For now, Sanofi’s U.S. inventory is insulating the company from a potential 15% tariff on drugs shipped from the EU.
Sanofi CFO François Roger has expressed confidence that tariffs will have little impact on the company in 2025.
Speaking on Sanofi’s second-quarter results earnings call, Roger said it is difficult to predict the impact because of uncertainty about what actions the White House will take. The trade deal with the European Union establishes a 15% tariff on imports from Europe, where Sanofi is based, but CEO Paul Hudson told investors it remains unclear whether “it’s a 15% tariff with a caveat or a 15-plus or a 15-less.”
Amid the uncertainty, Sanofi has run various scenarios based on the proposals reported in the media to understand how tariffs could affect finances in 2025. The models suggest Sanofi has little to fear for now.
“We did not factor it in our guidance, but it will have a limited impact on 2025 because we already have inventory in place in the U.S.,” Roger said. “With what we know today and what we read in the media, we don’t think that it will impact our guidance in any way for 2025.”
Hudson fielded a broader question about tariffs, Most Favored Nation pricing and the balance in funding for innovative drugs between the U.S. and Europe. Hudson said nobody knows what will happen but Sanofi is prepared for delivering guidance this year, “so don’t feel we’re casual about it because we’re absolutely not.”
President Donald Trump has accused other countries of freeloading, fueling debate about differences in drug prices and healthcare spending between the U.S. and EU. Hudson made the case for EU countries putting in place the budgets to ensure patients can access innovative therapies.

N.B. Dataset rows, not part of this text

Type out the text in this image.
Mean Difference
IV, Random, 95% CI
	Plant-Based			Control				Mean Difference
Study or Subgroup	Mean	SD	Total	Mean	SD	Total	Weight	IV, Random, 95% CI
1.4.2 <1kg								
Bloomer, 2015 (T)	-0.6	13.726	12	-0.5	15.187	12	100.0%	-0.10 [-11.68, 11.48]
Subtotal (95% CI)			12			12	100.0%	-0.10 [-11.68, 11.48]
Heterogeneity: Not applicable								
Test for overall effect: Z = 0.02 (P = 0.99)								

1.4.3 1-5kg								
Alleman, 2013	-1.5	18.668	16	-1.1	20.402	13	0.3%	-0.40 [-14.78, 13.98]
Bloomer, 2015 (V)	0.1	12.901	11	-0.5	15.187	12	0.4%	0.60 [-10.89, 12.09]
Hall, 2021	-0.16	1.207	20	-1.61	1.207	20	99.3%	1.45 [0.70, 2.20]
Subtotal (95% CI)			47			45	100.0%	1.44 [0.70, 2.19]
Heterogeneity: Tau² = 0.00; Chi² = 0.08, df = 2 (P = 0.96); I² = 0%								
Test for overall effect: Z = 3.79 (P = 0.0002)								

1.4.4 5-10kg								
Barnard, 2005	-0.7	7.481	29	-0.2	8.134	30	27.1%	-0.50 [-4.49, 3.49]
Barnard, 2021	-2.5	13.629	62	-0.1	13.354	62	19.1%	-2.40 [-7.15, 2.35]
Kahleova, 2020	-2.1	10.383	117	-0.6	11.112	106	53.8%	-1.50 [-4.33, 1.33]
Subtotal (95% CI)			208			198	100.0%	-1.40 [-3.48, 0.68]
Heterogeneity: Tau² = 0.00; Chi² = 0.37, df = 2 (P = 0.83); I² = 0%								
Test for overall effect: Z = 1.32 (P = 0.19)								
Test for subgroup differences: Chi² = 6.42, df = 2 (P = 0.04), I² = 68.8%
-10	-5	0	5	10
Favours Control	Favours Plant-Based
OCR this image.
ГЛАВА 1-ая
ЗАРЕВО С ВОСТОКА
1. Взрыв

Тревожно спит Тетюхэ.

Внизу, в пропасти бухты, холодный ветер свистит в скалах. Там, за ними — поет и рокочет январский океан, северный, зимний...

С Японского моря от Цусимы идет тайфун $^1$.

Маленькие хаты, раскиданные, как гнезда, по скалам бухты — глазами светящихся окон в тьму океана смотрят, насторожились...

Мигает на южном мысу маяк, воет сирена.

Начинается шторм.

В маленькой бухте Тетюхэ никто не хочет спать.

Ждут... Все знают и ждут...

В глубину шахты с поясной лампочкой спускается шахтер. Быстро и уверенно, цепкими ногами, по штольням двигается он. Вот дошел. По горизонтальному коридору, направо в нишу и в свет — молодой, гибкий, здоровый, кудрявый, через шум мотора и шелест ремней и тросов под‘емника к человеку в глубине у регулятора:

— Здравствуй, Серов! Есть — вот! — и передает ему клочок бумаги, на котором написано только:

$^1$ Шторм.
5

“There’s a lot of people who could contribute to economies and GDP if medicines were made available to them,” Hudson said. “I’m as interested in budgets for health giving access to innovation for more patients as I am in the price conversation. We will see where it nets out. As a healthcare company, we’d like to see more patients get access.”
Hudson was speaking after Sanofi reported 10.1% sales growth at a constant exchange rate in the second quarter. The growth led Sanofi to predict a high single-digit percentage increase in sales for the full year. Sanofi’s revised forecast narrows its 2025 outlook at the top end of the previously predicted mid-to-high single-digit range.
Dupixent drove growth in the second quarter. Supported by its launch in chronic obstructive pulmonary disease, Dupixent sales grew more than 20% to 3.8 billion euros ($4.3 billion). Sales of three of Sanofi’s other main medicines—Lantus, Toujeo and Praluent—grew by 10% or more. Sanofi attributed the growth in sales of the long-acting insulin Lantus to windfall sales due to the unavailability of competing medicines.
Sales of nine newly launched medicines and vaccines rose 47.3%. Hemophilia A therapy Altuviiio led the way with revenues of 291 million euros ($333 million), an increase of more than 90% over the second quarter of 2024. Sanofi said growth of Altuviiio, which the FDA approved in 2023, was driven by patients switching from older plasma-derived and recombinant factor medicines and to a lesser extent from non-factor drugs.